The intensity of fracs, to your point, is fairly intense right now. The current price is not at a point where you necessarily see a full cycle return. But the pricing environment is improving drastically. We've seen it on the sand side and in that segment. We're also seeing a fair amount of price increase on the pumping side.

So, to the point where you started out, the industry has shown some discipline lately. And we see pricing increases. And we fully expect pricing to continue to increase such that that's why we've opted to play the spot market, so to speak, on the four incremental spreads that we'll be taking delivery of.

--------------------------------------------------------------------------------

Arty Straehla, Mammoth Energy Services, Inc. - CEO and Director [83]

--------------------------------------------------------------------------------

Think about what you had in 2014 before this thing started down. And you were seeing upwards of $90,000 a stage, sand included in it. Got down to where during the bottom it was in the teens. It certainly is not back up to that $90,000 but we believe it will go back up and we believe it will end up going higher than that.

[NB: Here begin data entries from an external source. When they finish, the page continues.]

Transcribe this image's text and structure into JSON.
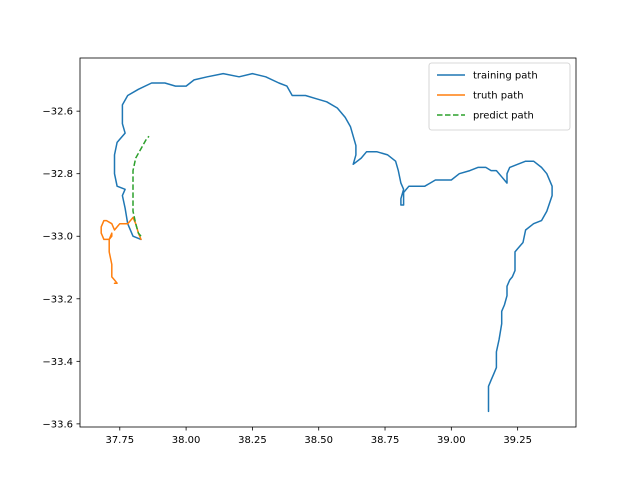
{
  "chart_data": {
    "type": "line",
    "title": "",
    "xlabel": "",
    "ylabel": "",
    "xlim": [
      37.6,
      39.47
    ],
    "ylim": [
      -33.61,
      -32.43
    ],
    "xticks": [
      37.75,
      38.0,
      38.25,
      38.5,
      38.75,
      39.0,
      39.25
    ],
    "xtick_labels": [
      "37.75",
      "38.00",
      "38.25",
      "38.50",
      "38.75",
      "39.00",
      "39.25"
    ],
    "yticks": [
      -32.6,
      -32.8,
      -33.0,
      -33.2,
      -33.4,
      -33.6
    ],
    "ytick_labels": [
      "−32.6",
      "−32.8",
      "−33.0",
      "−33.2",
      "−33.4",
      "−33.6"
    ],
    "grid": false,
    "legend_position": "upper-right",
    "series": [
      {
        "name": "training path",
        "color": "#1f77b4",
        "style": "solid",
        "points": [
          [
            37.83,
            -33.01
          ],
          [
            37.8,
            -33.0
          ],
          [
            37.78,
            -32.96
          ],
          [
            37.77,
            -32.91
          ],
          [
            37.76,
            -32.87
          ],
          [
            37.77,
            -32.85
          ],
          [
            37.74,
            -32.84
          ],
          [
            37.73,
            -32.8
          ],
          [
            37.73,
            -32.74
          ],
          [
            37.74,
            -32.7
          ],
          [
            37.77,
            -32.67
          ],
          [
            37.76,
            -32.64
          ],
          [
            37.76,
            -32.58
          ],
          [
            37.78,
            -32.55
          ],
          [
            37.82,
            -32.53
          ],
          [
            37.87,
            -32.51
          ],
          [
            37.92,
            -32.51
          ],
          [
            37.96,
            -32.52
          ],
          [
            38.0,
            -32.52
          ],
          [
            38.03,
            -32.5
          ],
          [
            38.08,
            -32.49
          ],
          [
            38.14,
            -32.48
          ],
          [
            38.2,
            -32.49
          ],
          [
            38.25,
            -32.48
          ],
          [
            38.3,
            -32.49
          ],
          [
            38.35,
            -32.51
          ],
          [
            38.38,
            -32.52
          ],
          [
            38.4,
            -32.55
          ],
          [
            38.45,
            -32.55
          ],
          [
            38.49,
            -32.56
          ],
          [
            38.53,
            -32.57
          ],
          [
            38.57,
            -32.59
          ],
          [
            38.6,
            -32.62
          ],
          [
            38.62,
            -32.65
          ],
          [
            38.63,
            -32.68
          ],
          [
            38.64,
            -32.71
          ],
          [
            38.64,
            -32.74
          ],
          [
            38.63,
            -32.77
          ],
          [
            38.66,
            -32.75
          ],
          [
            38.68,
            -32.73
          ],
          [
            38.72,
            -32.73
          ],
          [
            38.76,
            -32.74
          ],
          [
            38.79,
            -32.76
          ],
          [
            38.8,
            -32.79
          ],
          [
            38.81,
            -32.83
          ],
          [
            38.82,
            -32.85
          ],
          [
            38.81,
            -32.88
          ],
          [
            38.81,
            -32.9
          ],
          [
            38.82,
            -32.9
          ],
          [
            38.82,
            -32.86
          ],
          [
            38.84,
            -32.84
          ],
          [
            38.87,
            -32.84
          ],
          [
            38.9,
            -32.84
          ],
          [
            38.92,
            -32.83
          ],
          [
            38.94,
            -32.82
          ],
          [
            38.96,
            -32.82
          ],
          [
            39.0,
            -32.82
          ],
          [
            39.03,
            -32.8
          ],
          [
            39.07,
            -32.79
          ],
          [
            39.1,
            -32.78
          ],
          [
            39.13,
            -32.78
          ],
          [
            39.15,
            -32.79
          ],
          [
            39.17,
            -32.79
          ],
          [
            39.19,
            -32.81
          ],
          [
            39.2,
            -32.82
          ],
          [
            39.21,
            -32.83
          ],
          [
            39.21,
            -32.8
          ],
          [
            39.22,
            -32.78
          ],
          [
            39.25,
            -32.77
          ],
          [
            39.28,
            -32.76
          ],
          [
            39.31,
            -32.76
          ],
          [
            39.34,
            -32.78
          ],
          [
            39.36,
            -32.8
          ],
          [
            39.38,
            -32.84
          ],
          [
            39.38,
            -32.87
          ],
          [
            39.36,
            -32.92
          ],
          [
            39.34,
            -32.95
          ],
          [
            39.31,
            -32.96
          ],
          [
            39.28,
            -32.98
          ],
          [
            39.27,
            -33.02
          ],
          [
            39.25,
            -33.04
          ],
          [
            39.24,
            -33.05
          ],
          [
            39.24,
            -33.09
          ],
          [
            39.24,
            -33.11
          ],
          [
            39.23,
            -33.13
          ],
          [
            39.22,
            -33.14
          ],
          [
            39.21,
            -33.16
          ],
          [
            39.21,
            -33.19
          ],
          [
            39.2,
            -33.22
          ],
          [
            39.19,
            -33.24
          ],
          [
            39.19,
            -33.28
          ],
          [
            39.18,
            -33.33
          ],
          [
            39.17,
            -33.37
          ],
          [
            39.17,
            -33.42
          ],
          [
            39.16,
            -33.44
          ],
          [
            39.15,
            -33.46
          ],
          [
            39.14,
            -33.48
          ],
          [
            39.14,
            -33.51
          ],
          [
            39.14,
            -33.53
          ],
          [
            39.14,
            -33.56
          ]
        ]
      },
      {
        "name": "truth path",
        "color": "#ff7f0e",
        "style": "solid",
        "points": [
          [
            37.83,
            -33.01
          ],
          [
            37.82,
            -32.99
          ],
          [
            37.81,
            -32.96
          ],
          [
            37.8,
            -32.94
          ],
          [
            37.79,
            -32.95
          ],
          [
            37.78,
            -32.96
          ],
          [
            37.77,
            -32.96
          ],
          [
            37.75,
            -32.96
          ],
          [
            37.74,
            -32.97
          ],
          [
            37.73,
            -32.98
          ],
          [
            37.72,
            -32.96
          ],
          [
            37.7,
            -32.95
          ],
          [
            37.69,
            -32.95
          ],
          [
            37.68,
            -32.97
          ],
          [
            37.68,
            -32.99
          ],
          [
            37.69,
            -33.01
          ],
          [
            37.7,
            -33.01
          ],
          [
            37.71,
            -33.01
          ],
          [
            37.72,
            -33.0
          ],
          [
            37.72,
            -32.99
          ],
          [
            37.71,
            -33.01
          ],
          [
            37.71,
            -33.05
          ],
          [
            37.72,
            -33.09
          ],
          [
            37.72,
            -33.13
          ],
          [
            37.73,
            -33.14
          ],
          [
            37.74,
            -33.15
          ],
          [
            37.73,
            -33.15
          ]
        ]
      },
      {
        "name": "predict path",
        "color": "#2ca02c",
        "style": "dashed",
        "points": [
          [
            37.83,
            -33.0
          ],
          [
            37.82,
            -32.99
          ],
          [
            37.81,
            -32.96
          ],
          [
            37.8,
            -32.92
          ],
          [
            37.8,
            -32.88
          ],
          [
            37.8,
            -32.83
          ],
          [
            37.8,
            -32.79
          ],
          [
            37.81,
            -32.75
          ],
          [
            37.83,
            -32.72
          ],
          [
            37.85,
            -32.69
          ],
          [
            37.86,
            -32.68
          ]
        ]
      }
    ]
  }
}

--------------------------------------------------------------------------------

Jon Evans, SG Capital Management - Analyst [84]

--------------------------------------------------------------------------------

So can I just follow up one last thing? So you said that you don't think that you're at mid-cycle pricing. So you talked about that you've seen pricing move up 20% to 25% roughly in some areas. How much more does pricing have to get to to get to kind of mid-cycle pricing do you think? Is it another 20% or --?

--------------------------------------------------------------------------------

Mark Layton, Mammoth Energy Services, Inc. - CFO [85]

--------------------------------------------------------------------------------

Yes, you know, we would look to see likely another 20% to 25% increase. 20% to 25% off the bottom is a much different calculation than 20% to 25% off the top. We still need pricing. Pricing is improving rapidly and we expect that to continue to increase. There's a lag between completion pricing and what we see in the increase in drilling rates. We've seen the rig count increase. The completion pricing is coming. We've seen some of it and we expect the pricing to continue to run.

--------------------------------------------------------------------------------

Jon Evans, SG Capital Management - Analyst [86]

--------------------------------------------------------------------------------

Great. Thank you for the answers; I appreciate it.

--------------------------------------------------------------------------------

Operator [87]

--------------------------------------------------------------------------------

And I'm showing no further questions. I would now like to turn the call back to CEO Arty Straehla for any further remarks.

--------------------------------------------------------------------------------

Arty Straehla, Mammoth Energy Services, Inc. - CEO and Director [88]

--------------------------------------------------------------------------------

Thank you very much. We want to thank this group for their participation in the call today. And certainly we'll look forward to seeing you in the near future as we continue to tell the Mammoth story.

The stock price is up over 40% year to date. And, where we are happy that it's like that, we're still not satisfied. We believe that it can go higher. We don't think we're getting a full valuation. And we look forward to adding on the additional aspects of our business that we've discussed.

So thank you very much for your participation. Thanks for your support of Mammoth.

--------------------------------------------------------------------------------

Operator [89]

--------------------------------------------------------------------------------

Ladies and gentlemen, thank you for participating in today's conference. This concludes the program and you may all disconnect. Everyone have a great day.